The terrace area above the roof was created through the use of a PVC-type support topped with precast concrete flagstones. Along the perimeter, Jacrist installed 10 stock tanks as planters. Each tank was planted with an assortment of ornamental grasses, perennials and shrubs that would acclimate to the harsh exposed environment yet add to the relaxed atmosphere of the deck. Adding to the challenge: the fourth floor doors hadn’t been cut yet onto the new terrace, so the Jacrist crew and all the materials had to be lifted by boom lift onto the work area.
“That was an experience we weren’t counting on,” says Tedeschi.

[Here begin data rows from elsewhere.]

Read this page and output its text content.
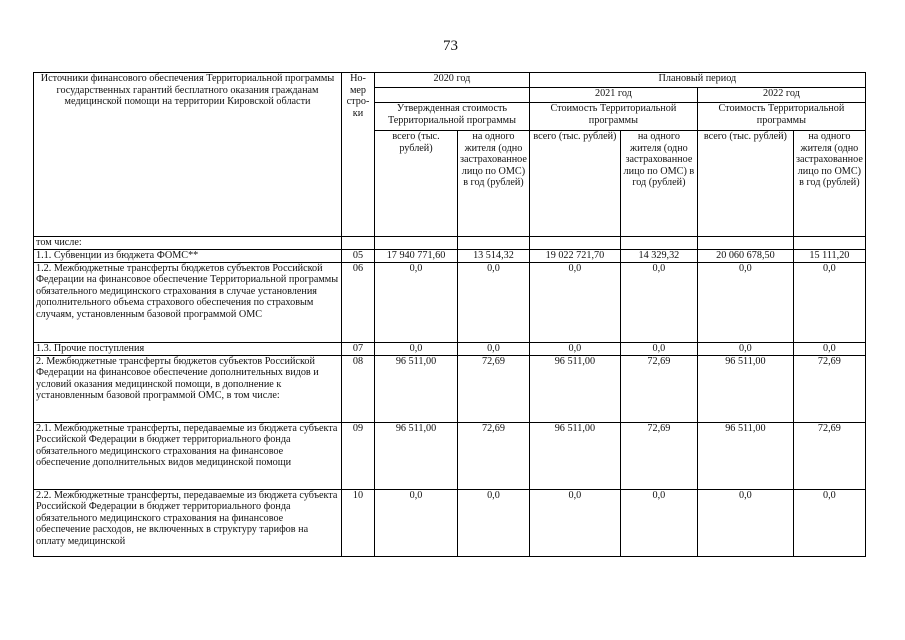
73
Источники финансового обеспечения Территориальной программы государственных гарантий бесплатного оказания гражданам медицинской помощи на территории Кировской области	Но-мер стро-ки	2020 год		Плановый период			
				2021 год		2022 год	
		Утвержденная стоимость Территориальной программы		Стоимость Территориальной программы		Стоимость Территориальной программы	
		всего (тыс. рублей)	на одного жителя (одно застрахованное лицо по ОМС) в год (рублей)	всего (тыс. рублей)	на одного жителя (одно застрахованное лицо по ОМС) в год (рублей)	всего (тыс. рублей)	на одного жителя (одно застрахованное лицо по ОМС) в год (рублей)
том числе:							
1.1. Субвенции из бюджета ФОМС**	05	17 940 771,60	13 514,32	19 022 721,70	14 329,32	20 060 678,50	15 111,20
1.2. Межбюджетные трансферты бюджетов субъектов Российской Федерации на финансовое обеспечение Территориальной программы обязательного медицинского страхования в случае установления дополнительного объема страхового обеспечения по страховым случаям, установленным базовой программой ОМС	06	0,0	0,0	0,0	0,0	0,0	0,0
1.3. Прочие поступления	07	0,0	0,0	0,0	0,0	0,0	0,0
2. Межбюджетные трансферты бюджетов субъектов Российской Федерации на финансовое обеспечение дополнительных видов и условий оказания медицинской помощи, в дополнение к установленным базовой программой ОМС, в том числе:	08	96 511,00	72,69	96 511,00	72,69	96 511,00	72,69
2.1. Межбюджетные трансферты, передаваемые из бюджета субъекта Российской Федерации в бюджет территориального фонда обязательного медицинского страхования на финансовое обеспечение дополнительных видов медицинской помощи	09	96 511,00	72,69	96 511,00	72,69	96 511,00	72,69
2.2. Межбюджетные трансферты, передаваемые из бюджета субъекта Российской Федерации в бюджет территориального фонда обязательного медицинского страхования на финансовое обеспечение расходов, не включенных в структуру тарифов на оплату медицинской	10	0,0	0,0	0,0	0,0	0,0	0,0
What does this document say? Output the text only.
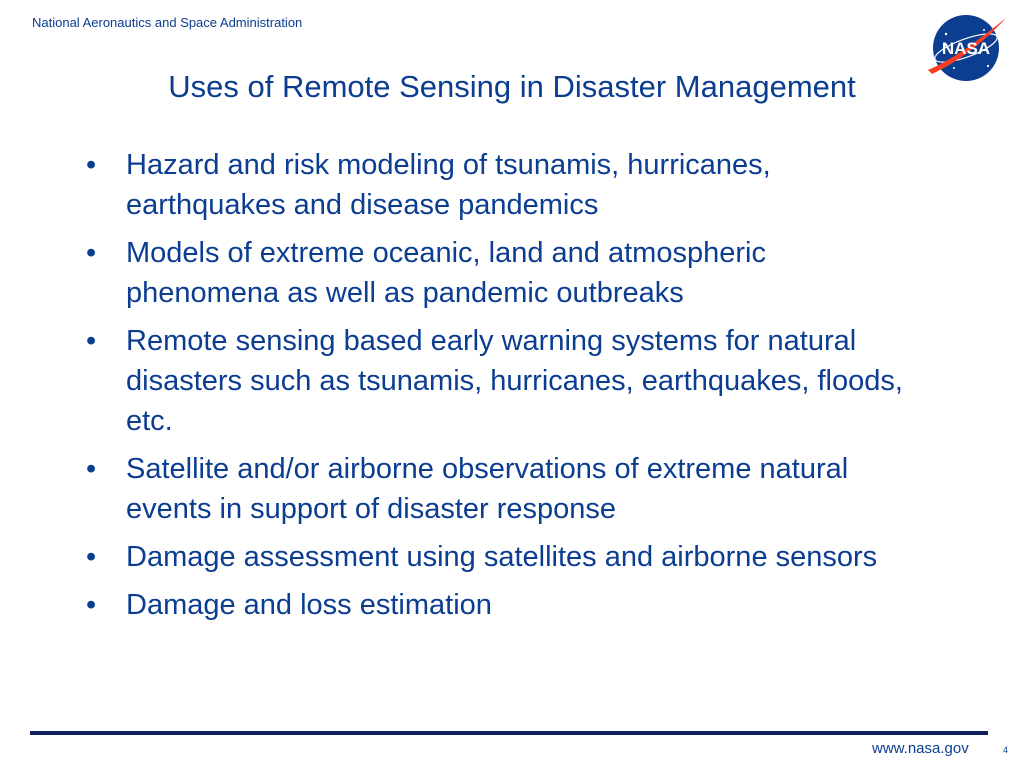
National Aeronautics and Space Administration
NASA
Uses of Remote Sensing in Disaster Management
• Hazard and risk modeling of tsunamis, hurricanes, earthquakes and disease pandemics
• Models of extreme oceanic, land and atmospheric phenomena as well as pandemic outbreaks
• Remote sensing based early warning systems for natural disasters such as tsunamis, hurricanes, earthquakes, floods, etc.
• Satellite and/or airborne observations of extreme natural events in support of disaster response
• Damage assessment using satellites and airborne sensors
• Damage and loss estimation
www.nasa.gov	4
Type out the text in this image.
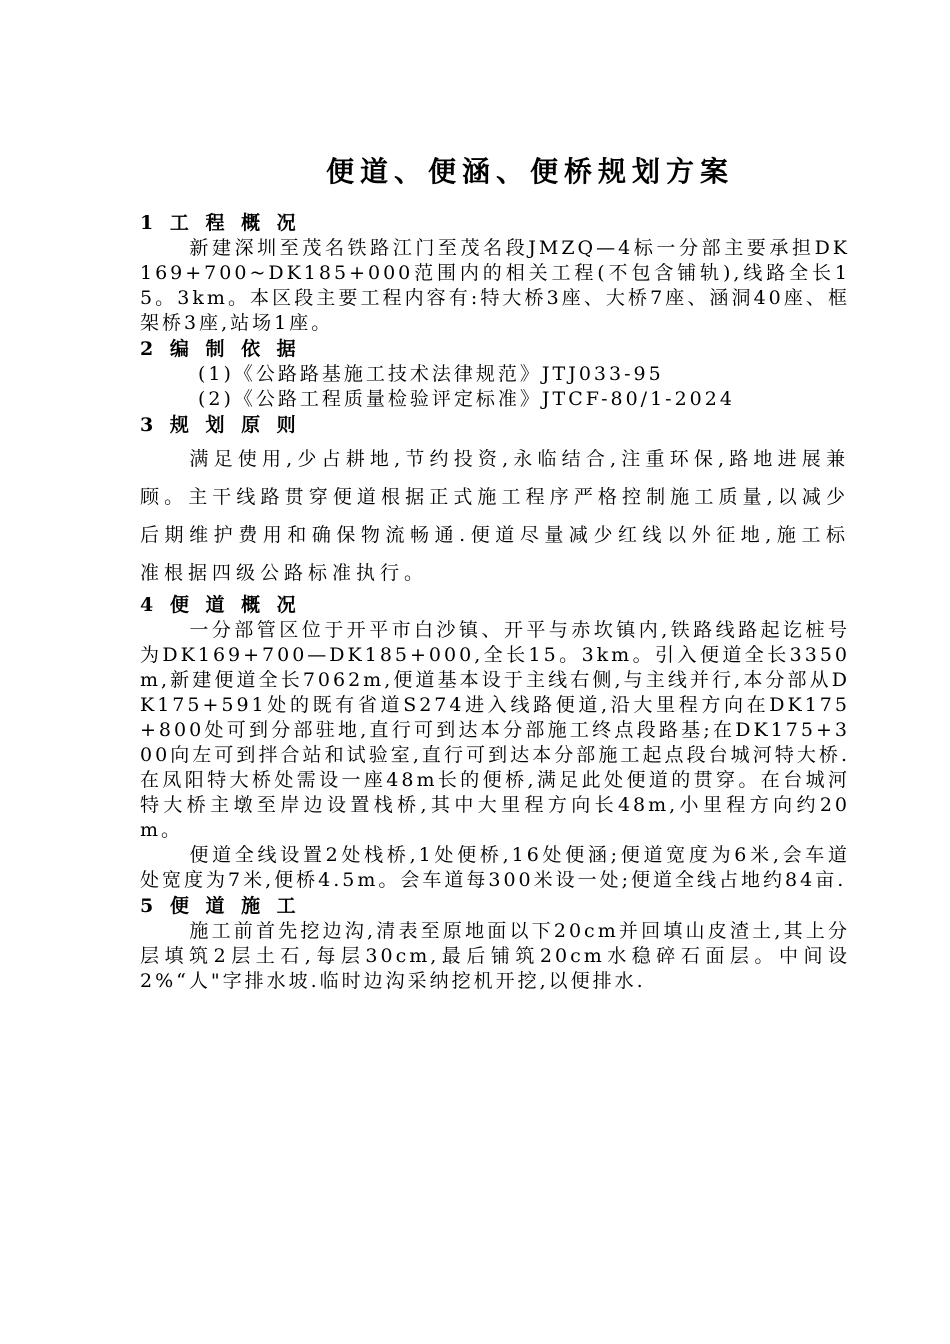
便道、便涵、便桥规划方案

1 工 程 概 况

新建深圳至茂名铁路江门至茂名段JMZQ—4标一分部主要承担DK169+700~DK185+000范围内的相关工程(不包含铺轨),线路全长15。3km。本区段主要工程内容有:特大桥3座、大桥7座、涵洞40座、框架桥3座,站场1座。

2 编 制 依 据

(1)《公路路基施工技术法律规范》JTJ033-95

(2)《公路工程质量检验评定标准》JTCF-80/1-2024

3 规 划 原 则

满足使用,少占耕地,节约投资,永临结合,注重环保,路地进展兼顾。主干线路贯穿便道根据正式施工程序严格控制施工质量,以减少后期维护费用和确保物流畅通.便道尽量减少红线以外征地,施工标准根据四级公路标准执行。

4 便 道 概 况

一分部管区位于开平市白沙镇、开平与赤坎镇内,铁路线路起讫桩号为DK169+700—DK185+000,全长15。3km。引入便道全长3350m,新建便道全长7062m,便道基本设于主线右侧,与主线并行,本分部从DK175+591处的既有省道S274进入线路便道,沿大里程方向在DK175+800处可到分部驻地,直行可到达本分部施工终点段路基;在DK175+300向左可到拌合站和试验室,直行可到达本分部施工起点段台城河特大桥.在凤阳特大桥处需设一座48m长的便桥,满足此处便道的贯穿。在台城河特大桥主墩至岸边设置栈桥,其中大里程方向长48m,小里程方向约20m。

便道全线设置2处栈桥,1处便桥,16处便涵;便道宽度为6米,会车道处宽度为7米,便桥4.5m。会车道每300米设一处;便道全线占地约84亩.

5 便 道 施 工

施工前首先挖边沟,清表至原地面以下20cm并回填山皮渣土,其上分层填筑2层土石,每层30cm,最后铺筑20cm水稳碎石面层。中间设2%“人"字排水坡.临时边沟采纳挖机开挖,以便排水.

Moving indoors, Jacrist also supplied the landscaping for a large area on the third floor of the building that had been converted into an atrium for the offices on the third, fourth and fifth floors and covered with a greenhouse-glass roof.
“Working with Kelly O’Connor of OCG Interiors, we put in many large planters, including one that was hand-built from wood we had at the factory,” says Tedeschi. “It’s about 16-foot by 25-foot and features a perimeter wooden bench that was constructed from reclaimed lumber.”
In it Tedeschi installed baby tears, creeping ivy, liriope and other foliage plants.
“With moss-covered boulders and rocks, there are some interesting textures,” he says. “We also installed a Zen-themed seating area that features a concrete floor fountain to create a nice background sound that echoes throughout the atrium.”
In all cases, including each floor lobby, Tedeschi was careful to select plants that didn’t require much maintenance — which Jacrist is currently providing.
“It didn’t make sense to use high-maintenance plants in a commercial environment, and I wanted a natural look,” he explains. “I focused on interior plants that would do well but not require constant vigilance, while providing multiseasonal interest.”
Other than the period of daily trips onto the fourth floor terrace work site by the boom lift, Tedeschi says the biggest challenge the project presented was simply that it was a commercial one with a short window of time to get the work done. Atypical weather conditions allowed Tedeschi and his employees to start the work in October and finish by the end of December.
“Sometimes you get change orders that complicate things,” he says. “Having to get different companies scheduled to do the work and still get contracted work completed on time made it trying, although in the end it all ran rather smoothly.”
As for the results, Tedeschi couldn’t be more proud.
“As I sit back and know what the place looked like when we first began, and now when I’m there to hear people complimenting the site and say how nice it looks is really fun,” he says. “It was such a mess when we first started, and this was really a transformation. Having the privilege to be a part of this project was such an honor and was really rewarding.”
He notes that the building now has a waiting list for tenants. Even more satisfying, Jacrist has been hired by Savarino Companies to do a new riverfront project also combining commercial and residential uses. Work will start there in early October 2016.